In der Regel wird bei diesen Tests der zu untersuchenden Probe Faktor Xa im Überschuss zugegeben. Der nicht inhibierte Faktor Xa steht dann für die Spaltung eines chromogenen Substrats zur Verfügung. Spezielle Kalibratoren und Kontrollen erlauben mit diesen Tests die präzise Bestimmung der Plasmaspiegel von Rivaroxaban und Apixaban. Wie Francart et al. kürzlich zeigen konnten, korrelieren die mit dem Anti-Xa-Test ermittelten Plasmaspiegel in Patientenproben hervorragend mit massenspektrometrisch gemessenen Werten. Eine Automatisierung auf den gängigen Gerinnungsautomaten ist möglich, was grundsätzlich eine Durchführung des Tests auch im Notfallbetrieb erlaubt.

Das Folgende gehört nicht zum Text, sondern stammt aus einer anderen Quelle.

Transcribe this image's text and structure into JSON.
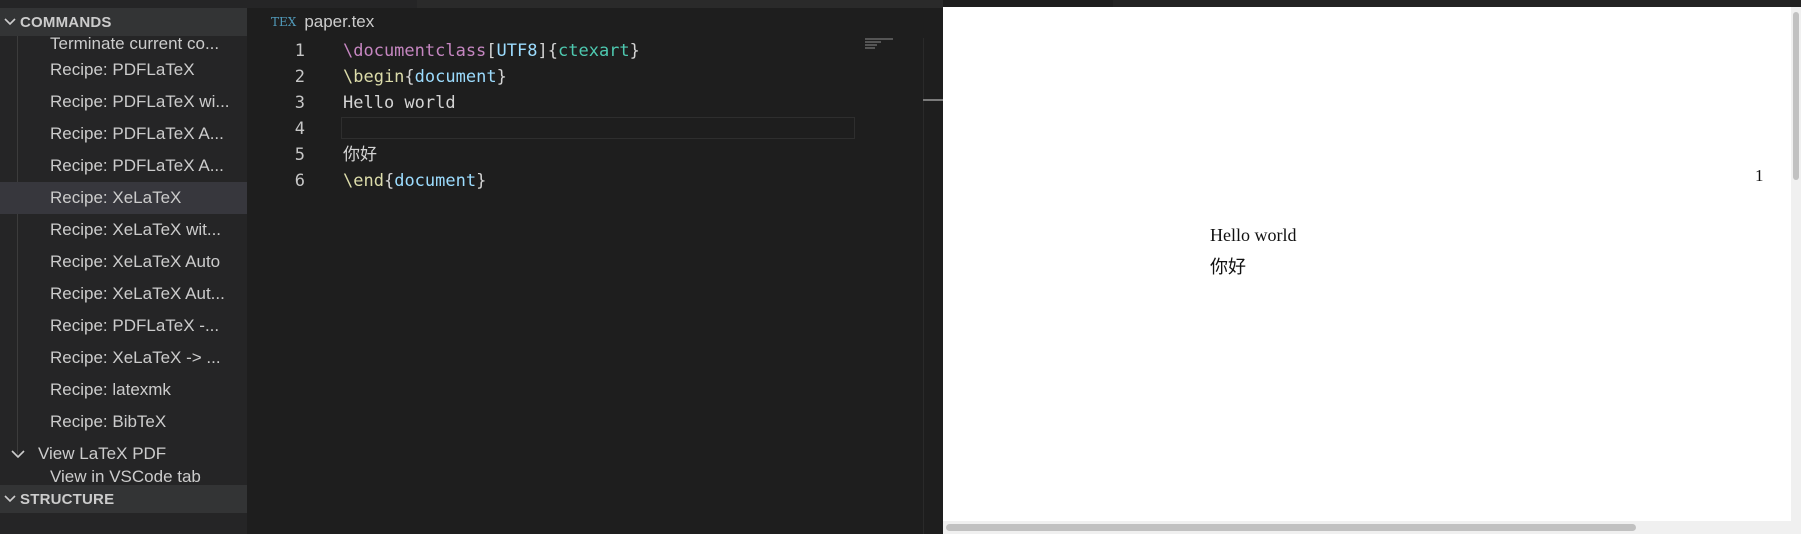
{
  "sidebar": {
    "commands_header": "COMMANDS",
    "structure_header": "STRUCTURE",
    "items": [
      {
        "label": "Terminate current co..."
      },
      {
        "label": "Recipe: PDFLaTeX"
      },
      {
        "label": "Recipe: PDFLaTeX wi..."
      },
      {
        "label": "Recipe: PDFLaTeX A..."
      },
      {
        "label": "Recipe: PDFLaTeX A..."
      },
      {
        "label": "Recipe: XeLaTeX"
      },
      {
        "label": "Recipe: XeLaTeX wit..."
      },
      {
        "label": "Recipe: XeLaTeX Auto"
      },
      {
        "label": "Recipe: XeLaTeX Aut..."
      },
      {
        "label": "Recipe: PDFLaTeX -..."
      },
      {
        "label": "Recipe: XeLaTeX -> ..."
      },
      {
        "label": "Recipe: latexmk"
      },
      {
        "label": "Recipe: BibTeX"
      }
    ],
    "group_label": "View LaTeX PDF",
    "cut_label": "View in VSCode tab"
  },
  "editor": {
    "tab": {
      "icon": "TEX",
      "label": "paper.tex"
    },
    "line_numbers": [
      "1",
      "2",
      "3",
      "4",
      "5",
      "6"
    ],
    "lines": {
      "l1": {
        "cmd": "\\documentclass",
        "ob": "[",
        "opt": "UTF8",
        "cb": "]",
        "oc": "{",
        "arg": "ctexart",
        "cc": "}"
      },
      "l2": {
        "cmd": "\\begin",
        "oc": "{",
        "env": "document",
        "cc": "}"
      },
      "l3": "Hello world",
      "l4": "",
      "l5": "你好",
      "l6": {
        "cmd": "\\end",
        "oc": "{",
        "env": "document",
        "cc": "}"
      }
    }
  },
  "pdf": {
    "page_number": "1",
    "lines": [
      "Hello world",
      "你好"
    ]
  },
  "colors": {
    "command": "#c586c0",
    "begin_end": "#dcdcaa",
    "option": "#9cdcfe",
    "argument": "#4ec9b0",
    "tex_icon": "#519aba"
  }
}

Für die Erfassung der Plasmaspiegel von Dabigatran sind sowohl Messungen einer verdünnten Thrombinzeit (diluted Thrombin Time, dTT), als auch Ecarinzeit-basierte Assays geeignet. Bei der dTT wird das Testplasma zunächst 1:8 bis 1:20 mit Standardhumanplasma vorverdünnt; die Zugabe einer konstanten und definierten Menge von hoch-gereinigtem humanem α-Thrombin induziert dann die Clotbildung, wobei die Gerinnungszeit direkt von der Konzentration des in der Probe enthaltenen Thrombininhibitors abhängt. Dies macht die dTT zu einem sensitiven Assay für direkte Thrombininhibitoren. Aufgrund der Verfügbarkeit kommerzieller Kalibratoren und Kontrollen eignet sich dTT besonders für das Monitoring von Dabigatran im Routinelabor.

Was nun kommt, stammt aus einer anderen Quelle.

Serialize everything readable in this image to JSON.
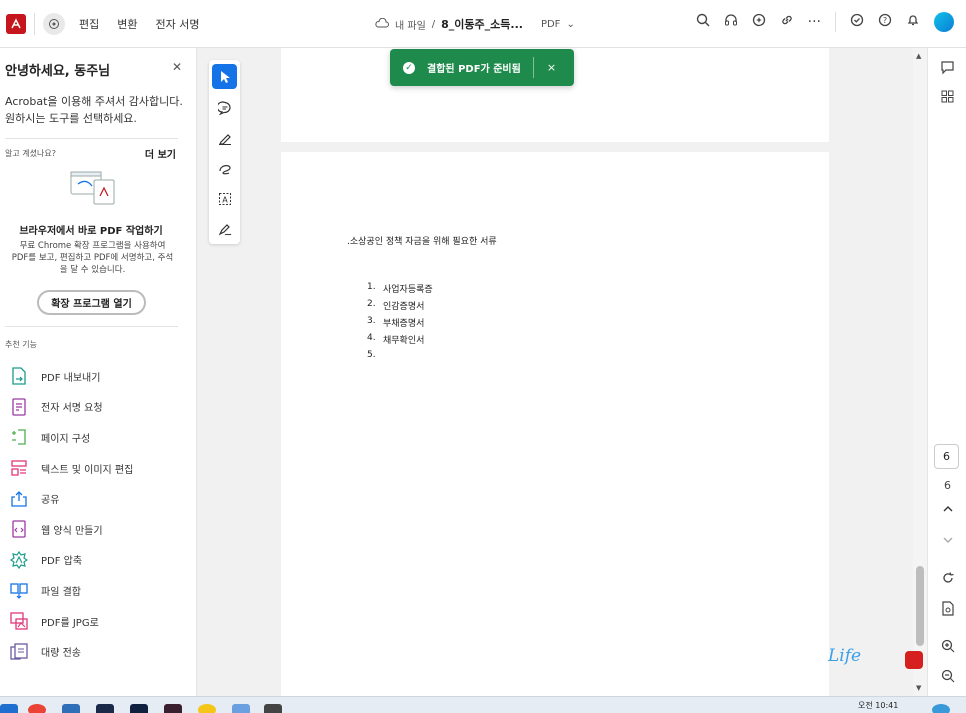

Bei Ecarinzeit-basierten Testsystemen spaltet das Schlangengift Ecarin im Überschuss vorhandenes Prothrombin zu Meizothrombin, welches durch direkte Thombininibitoren im Probenmaterial gehemmt wird. Nicht gehemmtes Meizothrombin steht dann in der chromogenen Variante des Tests (Ecarin Chromogenic Assay, ECA) für die Spaltung eines chromogenen Substrats zur Verfügung. Diese Testsysteme haben sich seit geraumer Zeit in vielen Labors zur Bestimmung anderer IIa-Inhibitoren wie Argatroban etabliert. Mittlerweile sind auch für dieses Testsystem Kalibratoren und Kontrollen für Dabigatran kommerziell erhältlich.

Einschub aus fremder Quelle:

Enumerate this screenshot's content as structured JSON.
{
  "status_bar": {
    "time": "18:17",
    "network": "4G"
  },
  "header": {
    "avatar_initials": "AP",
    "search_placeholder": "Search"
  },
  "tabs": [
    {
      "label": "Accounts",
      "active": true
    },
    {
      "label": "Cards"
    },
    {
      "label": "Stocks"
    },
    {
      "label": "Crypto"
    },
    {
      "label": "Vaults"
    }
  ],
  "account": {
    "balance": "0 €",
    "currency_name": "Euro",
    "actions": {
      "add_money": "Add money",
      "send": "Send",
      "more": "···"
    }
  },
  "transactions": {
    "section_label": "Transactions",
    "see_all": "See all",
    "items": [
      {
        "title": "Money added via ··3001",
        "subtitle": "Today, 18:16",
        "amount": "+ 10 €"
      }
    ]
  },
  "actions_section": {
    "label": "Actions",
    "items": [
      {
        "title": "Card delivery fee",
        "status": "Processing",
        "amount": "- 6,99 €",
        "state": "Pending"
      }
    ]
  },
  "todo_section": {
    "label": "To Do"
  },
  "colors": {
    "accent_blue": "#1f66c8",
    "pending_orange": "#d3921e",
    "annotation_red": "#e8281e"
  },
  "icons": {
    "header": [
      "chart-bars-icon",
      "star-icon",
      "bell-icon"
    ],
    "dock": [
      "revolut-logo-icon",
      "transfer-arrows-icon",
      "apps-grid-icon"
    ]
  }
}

Auch wenn es für das Gerinnungslabor mittlerweile Möglichkeiten gibt, um automatisiert und zeitnah Plasmaspiegel der DOAKs spezifisch zu quantifizieren, wird die sichere Interpretation der Werte bezüglich antikoagulatorischer Wirkung, Blutungsrisiko und klinischer Konsequenzen noch einige Erfahrung sowohl von klinischer als auch von labormedizinischer Seite benötigen.